As a test, or workaround?, I did take a backup, stopped the VM, renamed haos.img to haos.img.fails and renamed haos.img.fresh to haos.img
Then start VM again, in the web interface it did some updating, then I selected my backup restore, now all running again:
Core 2024.4.0
Supervisor 2024.03.1
Operating System 12.1
Frontend 20240403.1

The image itself is on Btrfs on NVME, linux 6.8.1 kernel, hourly snapshotted, that is a proven method for me. I just ran a scrub, to be sure, no issues.
So I don’t know why it failed. My current thinking is that something has been going wrong in the filesystem(s) inside the image, but guessing.

MaxK · April 4, 2024, 7:47pm

A similar problem was reported and the solution was to increase disk space. HA need space to make copies, decompress images, etc. The recommended min disk space on RPi, for example (I know you are on a VM) is 32GB.

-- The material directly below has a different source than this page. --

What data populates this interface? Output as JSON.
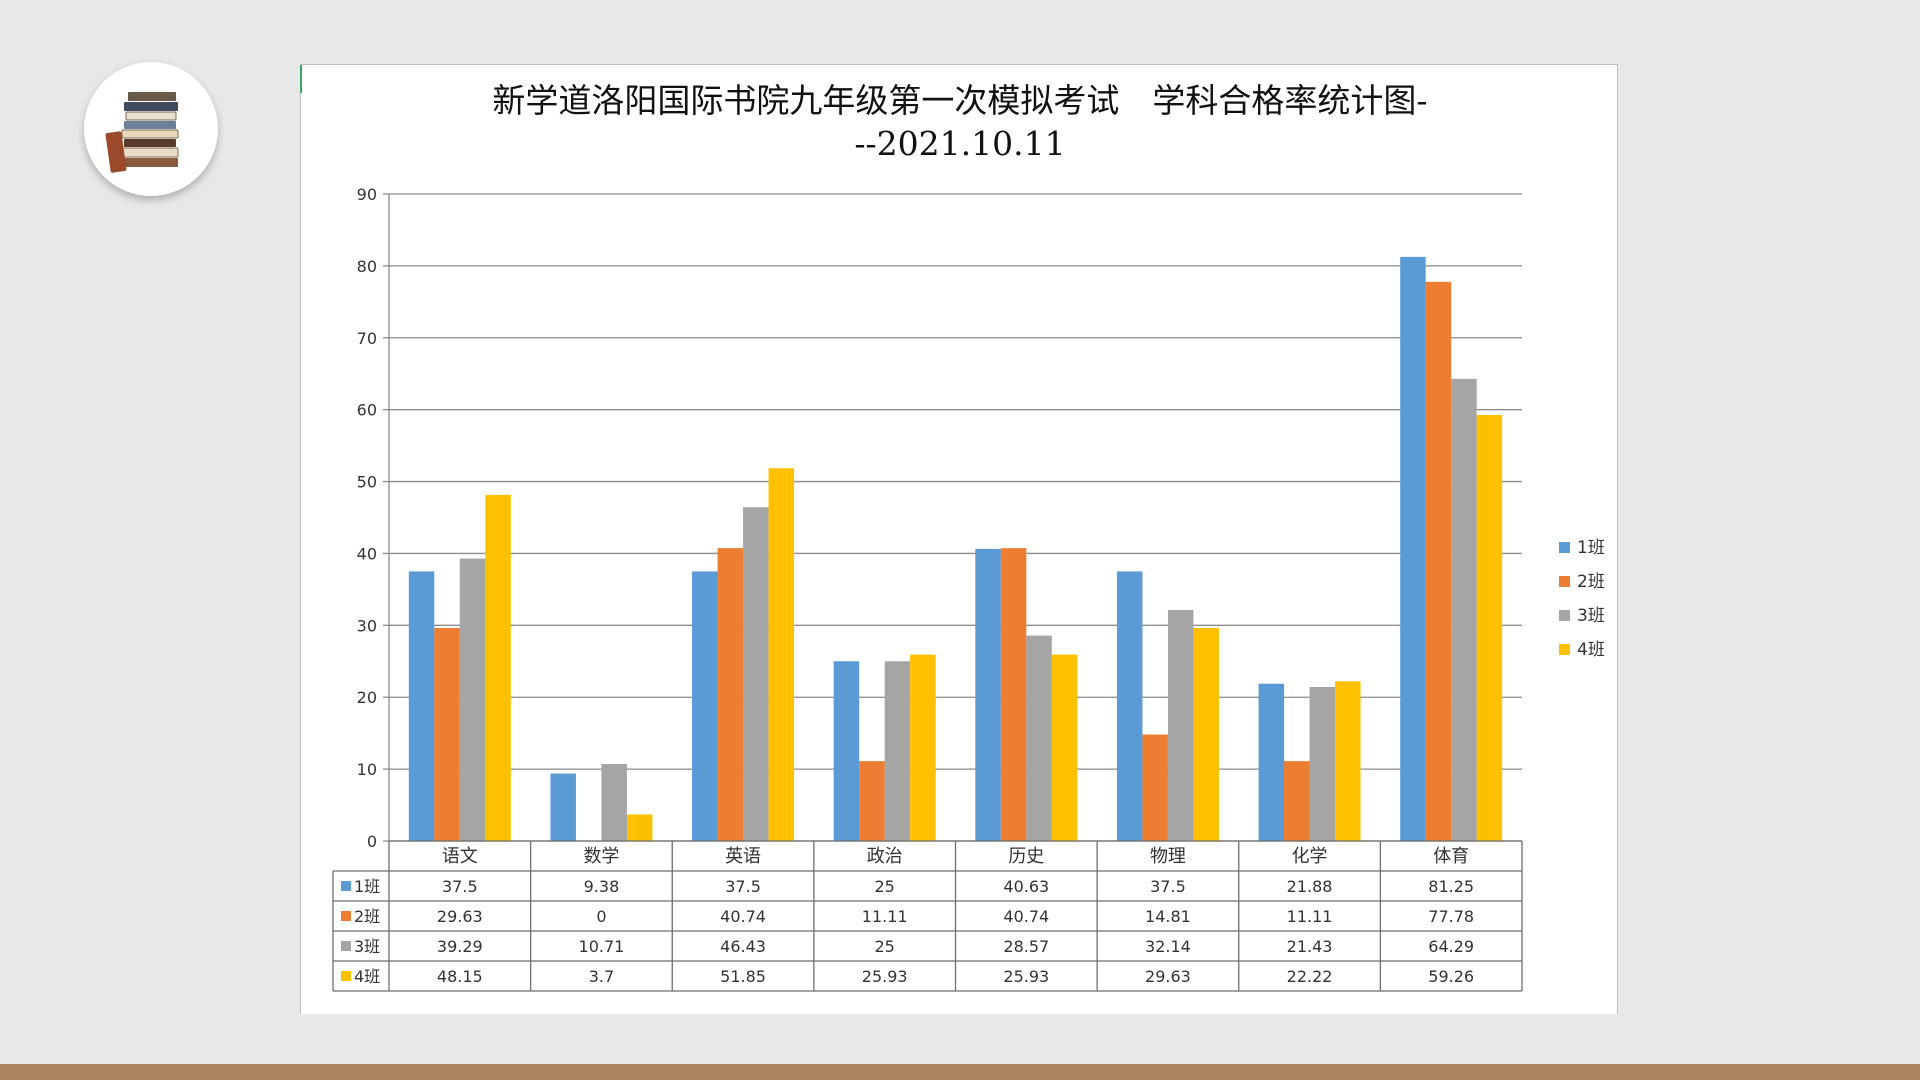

hahuzar · April 4, 2024, 8:08pm

Hm, I see another issue: The last partition is expanded at first run it seems. It is now 5.3GB and in de WebUI i find 61.5% used (3.2G/5.2GB), so I am quite surprised that it needs/eats so much space, although I think I can understand looking at all the features/graphics. My x86_64 VM indeed was / is 32GB, I kept it like that as I saw it was mostly sparse and not been running for 2 years. Now I actually want to replace the Intel box with ARM box. The NVME is 500G, so I can do like truncate -s32G haos.img and see/hope it autoexpands partition8, otherwhise manually.

hahuzar · April 4, 2024, 8:38pm

OK, the truncate trick worked, GPT is adapted, so now 3.5GB used of total 30.5GB. Also I realize that earlier there was ‘orange’ now ‘green’. But I am used to tens of my own colors in influxDB for various data, so here and there colors don’t get my attention anymore.

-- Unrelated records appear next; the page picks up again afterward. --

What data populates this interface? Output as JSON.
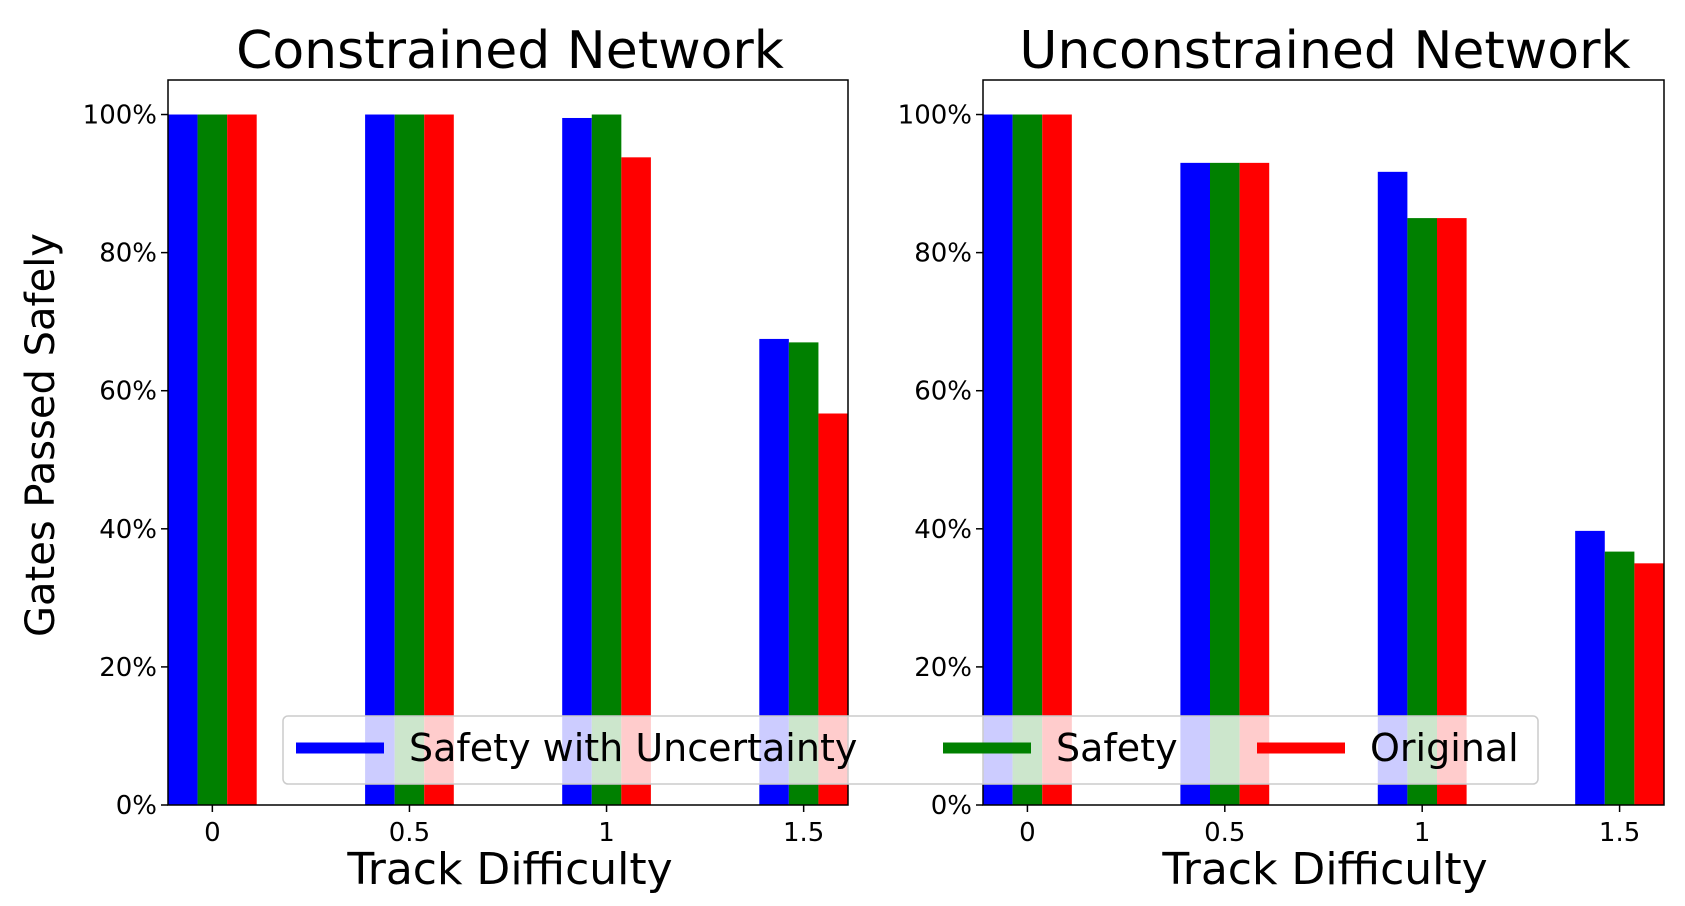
{
  "chart_data": [
    {
      "type": "bar",
      "title": "Constrained Network",
      "xlabel": "Track Difficulty",
      "ylabel": "Gates Passed Safely",
      "categories": [
        "0",
        "0.5",
        "1",
        "1.5"
      ],
      "ylim": [
        0,
        1.05
      ],
      "yticks": [
        "0%",
        "20%",
        "40%",
        "60%",
        "80%",
        "100%"
      ],
      "series": [
        {
          "name": "Safety with Uncertainty",
          "color": "#0000ff",
          "values": [
            1.0,
            1.0,
            0.995,
            0.675
          ]
        },
        {
          "name": "Safety",
          "color": "#008000",
          "values": [
            1.0,
            1.0,
            1.0,
            0.67
          ]
        },
        {
          "name": "Original",
          "color": "#ff0000",
          "values": [
            1.0,
            1.0,
            0.938,
            0.567
          ]
        }
      ]
    },
    {
      "type": "bar",
      "title": "Unconstrained Network",
      "xlabel": "Track Difficulty",
      "ylabel": "",
      "categories": [
        "0",
        "0.5",
        "1",
        "1.5"
      ],
      "ylim": [
        0,
        1.05
      ],
      "yticks": [
        "0%",
        "20%",
        "40%",
        "60%",
        "80%",
        "100%"
      ],
      "series": [
        {
          "name": "Safety with Uncertainty",
          "color": "#0000ff",
          "values": [
            1.0,
            0.93,
            0.917,
            0.397
          ]
        },
        {
          "name": "Safety",
          "color": "#008000",
          "values": [
            1.0,
            0.93,
            0.85,
            0.367
          ]
        },
        {
          "name": "Original",
          "color": "#ff0000",
          "values": [
            1.0,
            0.93,
            0.85,
            0.35
          ]
        }
      ]
    }
  ],
  "legend": {
    "location": "bottom-center",
    "items": [
      {
        "label": "Safety with Uncertainty",
        "color": "#0000ff"
      },
      {
        "label": "Safety",
        "color": "#008000"
      },
      {
        "label": "Original",
        "color": "#ff0000"
      }
    ]
  }
}
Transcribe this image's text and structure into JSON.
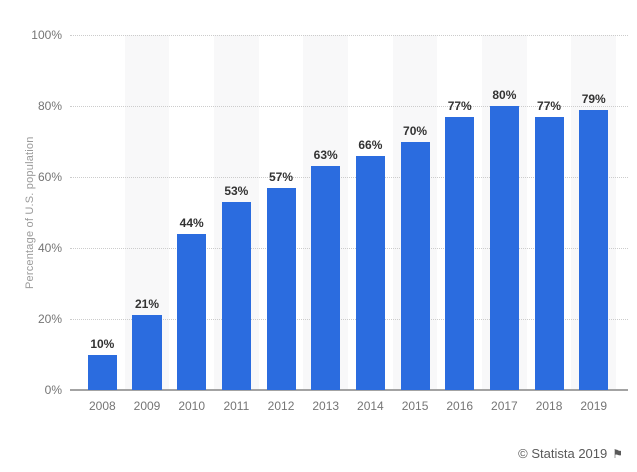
{
  "chart_data": {
    "type": "bar",
    "title": "",
    "xlabel": "",
    "ylabel": "Percentage of U.S. population",
    "categories": [
      "2008",
      "2009",
      "2010",
      "2011",
      "2012",
      "2013",
      "2014",
      "2015",
      "2016",
      "2017",
      "2018",
      "2019"
    ],
    "values": [
      10,
      21,
      44,
      53,
      57,
      63,
      66,
      70,
      77,
      80,
      77,
      79
    ],
    "bar_labels": [
      "10%",
      "21%",
      "44%",
      "53%",
      "57%",
      "63%",
      "66%",
      "70%",
      "77%",
      "80%",
      "77%",
      "79%"
    ],
    "ylim": [
      0,
      100
    ],
    "yticks": [
      0,
      20,
      40,
      60,
      80,
      100
    ],
    "ytick_labels": [
      "0%",
      "20%",
      "40%",
      "60%",
      "80%",
      "100%"
    ],
    "grid": true,
    "legend": null,
    "colors": {
      "bar": "#2b6cdf",
      "column_stripe": "#f8f8f9",
      "gridline": "#cccccc",
      "axis_line": "#a3a3a3",
      "tick_text": "#757575",
      "value_text": "#333333",
      "ylabel_text": "#9a9a9a",
      "attribution_text": "#5a5a5a"
    }
  },
  "footer": {
    "attribution": "© Statista 2019",
    "flag_icon": "⚑"
  }
}
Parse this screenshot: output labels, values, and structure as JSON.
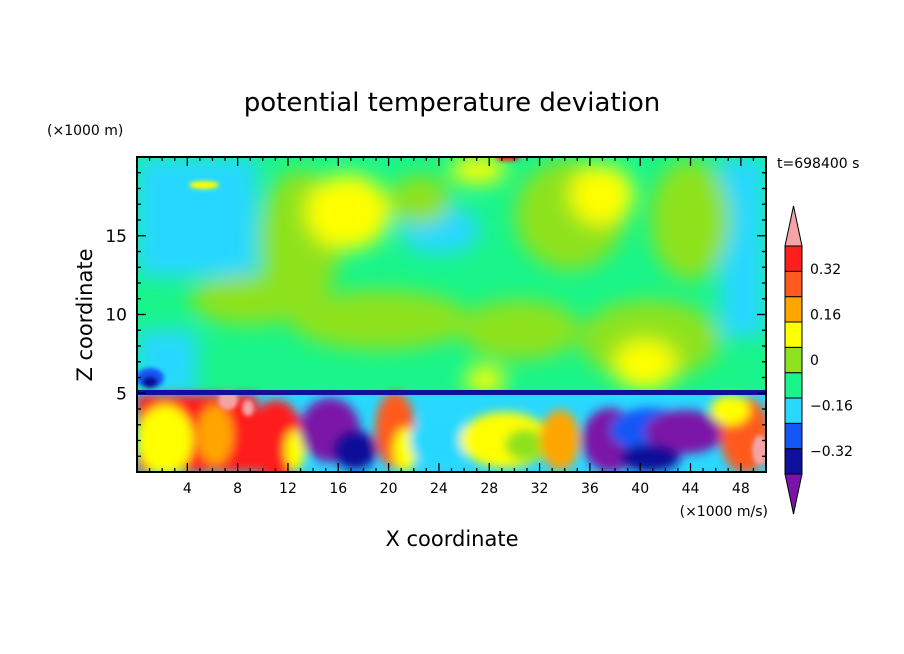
{
  "chart_data": {
    "type": "heatmap",
    "title": "potential temperature deviation",
    "xlabel": "X coordinate",
    "ylabel": "Z coordinate",
    "x_unit": "(×1000 m/s)",
    "y_unit": "(×1000 m)",
    "time_label": "t=698400 s",
    "xlim": [
      0,
      50
    ],
    "ylim": [
      0,
      20
    ],
    "x_ticks": [
      4,
      8,
      12,
      16,
      20,
      24,
      28,
      32,
      36,
      40,
      44,
      48
    ],
    "x_tick_labels": [
      "4",
      "8",
      "12",
      "16",
      "20",
      "24",
      "28",
      "32",
      "36",
      "40",
      "44",
      "48"
    ],
    "y_ticks": [
      5,
      10,
      15
    ],
    "y_tick_labels": [
      "5",
      "10",
      "15"
    ],
    "colorbar": {
      "levels": [
        -0.4,
        -0.32,
        -0.24,
        -0.16,
        -0.08,
        0,
        0.08,
        0.16,
        0.24,
        0.32,
        0.4
      ],
      "labeled_ticks": [
        -0.32,
        -0.16,
        0,
        0.16,
        0.32
      ],
      "tick_labels": [
        "−0.32",
        "−0.16",
        "0",
        "0.16",
        "0.32"
      ],
      "colors": [
        "#7b13a8",
        "#10109a",
        "#1457f5",
        "#28d8ff",
        "#19f58a",
        "#8ee21f",
        "#ffff00",
        "#ffa500",
        "#ff5a1e",
        "#ff1e1e",
        "#f4a4a4"
      ]
    }
  }
}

Conclusion: It is just a storage problem. Enough free space on the NVME, but the question arises, why do I need 3.5G ? My influxDB has 1 year 10s granularity samples of 2 solar invertors and 3phase power+delivery and is about 2G. I am worried about HA just collecting data and that I do not want to spent time on figuring out how to ‘downsample’ etc. My VM that runs influx is 14G filesystem size, is Btrfs zstd compressed, so can keep it small and runs fine on a 2G RAM VM RPi4. But I’ll see how it develops. I keep 4 systems running in parallel at the moment, all handling the same powermeasurement streams.

hahuzar · April 5, 2024, 10:17am

FYI, I cloned an existing Debian12 aarch64 6G VM image where I installed HA Supervised. It has working serial console, actually the original VM has no keyboard/mouse/tablet/video/graphics/audio, so like a ‘deeply embedded ARM board’.
Rootfs was/is 5G Btrfs compress-force=zstd mount option, a quick calculation is that HA stuff takes 873MB besides the 1700MB of the Debian12 installation, including some snapshots. I will more or less see this as a challenge, what will happen if upgrades come etc. If I get a storage failure again, I can live/adhoc add Btrfs storage without reboot or so.